There are several storylines here that may or may not connect. One follows an ancient Roman gold cup through history. One features a girl who joins the pirates who have captured the ship she was on. One features a group secretly building guided-missile rockets.
One features Elle and Anna, sisters living in the country with their alcoholic father, who has not recovered from the death of his wife. Anna is in love with a fine house beyond their woods, and declares she will live in it someday. Anna has a boyfriend, and Elle is jealous.
Later in time, we follow Elle to London during World War Two, where she takes a job as an ambulance driver. She meets a smart, charming man named Alan and they begin an affair, but tragedy strikes. Soon, Elle is recruited to be a spy, and begins to go on missions in Europe. Having lost Alan, Elle seems reckless and willing to do anything. What will she do when she finds out that Alan might not be dead after all?
I have to admit I would never have bought this book, it was a gift at last year’s ‘Ringo Awards ceremony.
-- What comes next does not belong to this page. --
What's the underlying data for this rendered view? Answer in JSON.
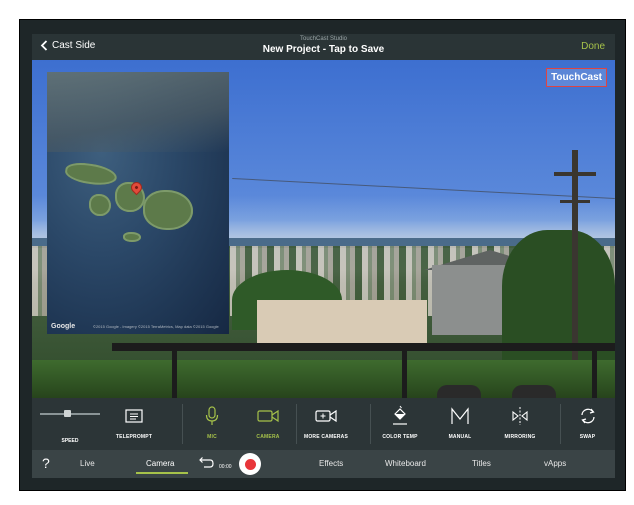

It took me this long to read it, and now I’m kind of glad I did even though the book left me with many unanswered questions.
Mildly recommended. If this is your kind of book, you’ll love it.
This comic is a funny take on superhero/science fiction teams along the lines of Doom Patrol. I guess it’s part of the humor that the cover has nothing to do with the contents. The main story by writer Tom Peyer and artist/letterer/colorist Chris Giarrusso has the three-member team trying to get some publicity for the baby Yeti they’ve captured, to the yawns of reporters. Meanwhile, the giant alien egg they found in the sewers is about to hatch and wreak havoc on their town of Cityburg. After that, it gets weirder in a funny way.
The backup Snelson story by writer Paul Constant and artist Fred Harper is weirdly funny in a different way, kind of Seinfeld in flavor, with more realistic art.
Of the text stories, I liked the one by Carol Lay the best.
Not a bad read, I can’t say I love it, but entertaining. Recommended.